If hate speech is at record levels, so is this reflex by universities to ban provocative speakers, said Robert Shibley, executive director of the Foundation for Individual Rights in Education, a nonpartisan organisation that defends free expression.
“This is as bad as I’ve seen it,” Mr Shibley said.
Like Dr Pelton, Mr Shibley suggested that white supremacists see universities as places where they can generate publicity for their positions. Much of the white-supremacist activity at US universities has come from outside organisations such as American Vanguard and the group Identity Evropa, dedicated to preserving “white European culture”.
They “know that campuses are places likely to be very hostile to their beliefs, and places where students have and always have had more inclination to engage in activism, and by doing that they can get attention”, Mr Shibley said.
Instead of helping their students to learn to balance opposing views, Mr Shibley added, “a huge number of [universities] are handling this the wrong way”, through what he called “speech-policing”.
There are other ways that universities have been put in corners.

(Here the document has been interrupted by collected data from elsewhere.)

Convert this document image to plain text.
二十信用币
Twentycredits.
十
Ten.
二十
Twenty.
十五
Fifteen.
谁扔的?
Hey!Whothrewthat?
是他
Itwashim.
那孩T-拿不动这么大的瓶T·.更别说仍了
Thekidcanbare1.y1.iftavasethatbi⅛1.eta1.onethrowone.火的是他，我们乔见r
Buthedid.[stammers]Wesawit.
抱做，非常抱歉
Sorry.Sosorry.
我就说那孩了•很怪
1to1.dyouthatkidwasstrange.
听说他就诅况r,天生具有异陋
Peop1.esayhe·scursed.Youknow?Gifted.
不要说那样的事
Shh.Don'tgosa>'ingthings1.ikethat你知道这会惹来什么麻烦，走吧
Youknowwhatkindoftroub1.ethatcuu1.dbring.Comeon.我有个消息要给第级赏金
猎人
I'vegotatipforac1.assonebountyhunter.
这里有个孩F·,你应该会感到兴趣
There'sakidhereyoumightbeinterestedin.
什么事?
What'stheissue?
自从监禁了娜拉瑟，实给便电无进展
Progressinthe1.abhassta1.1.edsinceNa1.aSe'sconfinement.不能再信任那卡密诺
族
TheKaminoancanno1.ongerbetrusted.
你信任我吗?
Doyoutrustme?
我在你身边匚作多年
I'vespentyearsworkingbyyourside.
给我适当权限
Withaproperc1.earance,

When it was disclosed that the head of Identity Evropa was a student at California State University at Stanislaus, angry activists leafleted the campus demanding that he be expelled. They also distributed the telephone numbers of administrators. The university removed the leaflets.
University students are also being enlisted in the fight against extremists. Using grant money from the federal Department of Homeland Security, they are designing social media campaigns to discourage hate.
“We’re trying to get people involved with government in more positive ways,” said Dacia Messing, who studies criminal justice at Metropolitan State University of Denver and is part of a group that won one of these grants. The aim is to “find people on the edge and give them a chance to be heard and talk directly with them about how things aren’t quite so conspiratorial”, she added.
The $10 million-a-year grant programme is continuing under Trump, a department spokesman said, but “is under review”.
At Emerson, said Dr Pelton, the situation is being used as a teachable moment.
“Our job is not to protect to students,” he said. “Our job is to ensure that our students have critical thinking skills that will permit them to engage all ideas with a critical eye.”